Ḥamd Allâh’adır. O’na ḥamdeder, O’ndan yardım ve bizleri hidayette sabit kılmasını dileriz. O’na şükreder, O’ndan af diler ve O’na tövbe ederiz. Nefislerimizin şerlerinden ve amellerimizin kötülüklerinden Allâh’a sığınırız. Allâh’ın hidayete erdirdiğini kimse saptıramaz ve Allâh’ın saptırdığını da kimse hidayete erdiremez. Şehadet ederim ki Allâh’tan başka İlâh yoktur. O; tektir, ortağı yoktur. O’nun benzeri yoktur. O’nun mekânı yoktur. O’ndan başka Yaratıcı yoktur. Yine şehadet ederim ki efendimiz, sevgilimiz, yücemiz, rehberimiz ve gözümüzün nûru Muḥammed ﷺ O’nun rasûlü ve en sevgili kuludur. O ﷺ, risaleti tebliğ etmiş, emaneti yerine getirmiş ve ümmete nasihatta bulunmuştur. Allâh, onu diğer peygamberleri mükâfatlandırdığı şeylerden daha fazlası ile mükâfatlandırsın. Allâh’ın salât ve selâmı efendimiz Muḥammed’e ve diğer peygamberlere olsun.
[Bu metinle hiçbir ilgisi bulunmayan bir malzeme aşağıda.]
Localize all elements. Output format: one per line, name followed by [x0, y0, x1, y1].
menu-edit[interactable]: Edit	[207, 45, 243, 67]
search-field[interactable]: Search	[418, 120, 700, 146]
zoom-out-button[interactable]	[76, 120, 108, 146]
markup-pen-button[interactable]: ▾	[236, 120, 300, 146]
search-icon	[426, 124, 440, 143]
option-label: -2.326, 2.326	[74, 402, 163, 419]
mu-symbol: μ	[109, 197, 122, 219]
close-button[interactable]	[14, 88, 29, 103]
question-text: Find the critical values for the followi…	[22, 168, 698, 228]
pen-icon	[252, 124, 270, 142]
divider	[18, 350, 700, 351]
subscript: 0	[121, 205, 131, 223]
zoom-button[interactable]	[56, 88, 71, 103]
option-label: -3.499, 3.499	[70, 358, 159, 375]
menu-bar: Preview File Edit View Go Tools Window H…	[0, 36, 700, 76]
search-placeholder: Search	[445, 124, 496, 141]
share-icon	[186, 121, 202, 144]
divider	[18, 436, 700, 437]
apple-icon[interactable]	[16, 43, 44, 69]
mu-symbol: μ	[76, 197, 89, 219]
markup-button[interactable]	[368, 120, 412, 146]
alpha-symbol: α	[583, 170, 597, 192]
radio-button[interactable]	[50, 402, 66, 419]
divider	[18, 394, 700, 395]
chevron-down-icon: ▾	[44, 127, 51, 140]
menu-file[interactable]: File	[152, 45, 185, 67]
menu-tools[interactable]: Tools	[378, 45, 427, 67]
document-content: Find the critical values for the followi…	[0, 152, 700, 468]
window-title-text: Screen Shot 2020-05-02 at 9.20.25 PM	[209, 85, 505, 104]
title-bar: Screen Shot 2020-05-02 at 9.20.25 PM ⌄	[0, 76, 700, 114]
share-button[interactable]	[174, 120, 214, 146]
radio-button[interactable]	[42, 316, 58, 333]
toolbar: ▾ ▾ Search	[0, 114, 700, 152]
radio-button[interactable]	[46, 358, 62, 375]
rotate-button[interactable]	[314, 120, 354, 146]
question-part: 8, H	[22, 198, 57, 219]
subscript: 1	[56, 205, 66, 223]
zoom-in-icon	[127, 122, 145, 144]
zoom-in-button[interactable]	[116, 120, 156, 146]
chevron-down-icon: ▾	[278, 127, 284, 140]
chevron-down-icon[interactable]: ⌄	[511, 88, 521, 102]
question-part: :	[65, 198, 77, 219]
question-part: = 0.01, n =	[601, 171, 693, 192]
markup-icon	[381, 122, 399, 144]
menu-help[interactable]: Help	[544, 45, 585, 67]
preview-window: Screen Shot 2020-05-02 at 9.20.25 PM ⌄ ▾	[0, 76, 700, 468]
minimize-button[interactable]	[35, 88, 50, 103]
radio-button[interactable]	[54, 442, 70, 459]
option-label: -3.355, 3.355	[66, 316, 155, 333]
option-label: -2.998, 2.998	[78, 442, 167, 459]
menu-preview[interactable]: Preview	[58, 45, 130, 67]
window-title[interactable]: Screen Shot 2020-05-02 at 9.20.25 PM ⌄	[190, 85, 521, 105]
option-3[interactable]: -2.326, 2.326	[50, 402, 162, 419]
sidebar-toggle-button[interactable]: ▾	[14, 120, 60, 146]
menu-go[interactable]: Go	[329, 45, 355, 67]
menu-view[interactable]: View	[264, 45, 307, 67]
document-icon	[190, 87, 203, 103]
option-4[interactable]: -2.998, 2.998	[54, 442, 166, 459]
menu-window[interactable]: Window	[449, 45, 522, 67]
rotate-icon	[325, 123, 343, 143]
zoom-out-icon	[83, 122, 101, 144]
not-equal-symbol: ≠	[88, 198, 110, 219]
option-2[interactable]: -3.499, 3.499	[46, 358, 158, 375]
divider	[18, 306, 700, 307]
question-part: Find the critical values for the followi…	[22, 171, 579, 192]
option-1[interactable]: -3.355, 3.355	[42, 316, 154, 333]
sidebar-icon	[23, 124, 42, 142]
Ey Allâh’ın kulları, sizlere ve kendime her şeye kadîr olan yüce Allâh’a karşı takvalı olmayı tavsiye ederim. Allâh-u Teâlâ yüce kitabında şöyle buyuruyor:

﴿يَٰأَيُّهَا ٱلَّذِينَ ءَامَنُواْ ٱتَّقُواْ ٱللَّهَ حَقَّ تُقَاتِهِۦ وَلَا تَمُوتُنَّ إِلَّا وَأَنتُم مُّسلِمُونَ

Manası: Ey iman edenler! Gerçek takvâya yaraşğı gibi, Allâh’tan korkun ve ancak Müslümanlar olarak ölün. (Âl İmrân suresi, 102. ayet)

Ve Allâh-u Teâlâ yine şöyle buyuruyor:

﴿وَكَذَٰلِكَ جَعَلنَٰكُم أُمَّة وَسَطا لِّتَكُونُواْ شُهَدَاءَ عَلَى ٱلنَّاسِ وَيَكُونَ ٱلرَّسُولُ عَلَيكُم شَهِيدا

Manası: Böylece, sizler insanlara birer şahit (ve örnek) olasınız ve Peygamber de size bir şahit (ve örnek) olsun diye sizi orta yol üzere bir ümmet yaptık. (El-Bakarah suresi, 143. ayet)

Ey mü’minler; bugünkü hutbemiz, Allâh’ın izniyle itidal ve orta yol üzere olma, bunun önemi ve bireyler, aileler, toplum ve vatan üzerinde olan etkisi ve dindeki aşırılığın zararlarıyla alakalı olacaktır.

Lugat alimleri şöyle buyurmuşlardır: İtidal her halükârda uygun olanıdır.” İşte bu orta yol hakkında Allâh-u Teâlâ şöyle buyuruyor:

﴿وَكَذَٰلِكَ جَعَلنَٰكُم أُمَّة وَسَطا

Bunun anlamı ise Allâh, bu ümmeti seçilmiş, adil ve itidalli bir ümmet kılmıştır. Bu ümmet ne abartan ne de ihmalkar olan bir ümmettir. Bu ümmet orta yol üzerinde olma ve itidal ümmetidir.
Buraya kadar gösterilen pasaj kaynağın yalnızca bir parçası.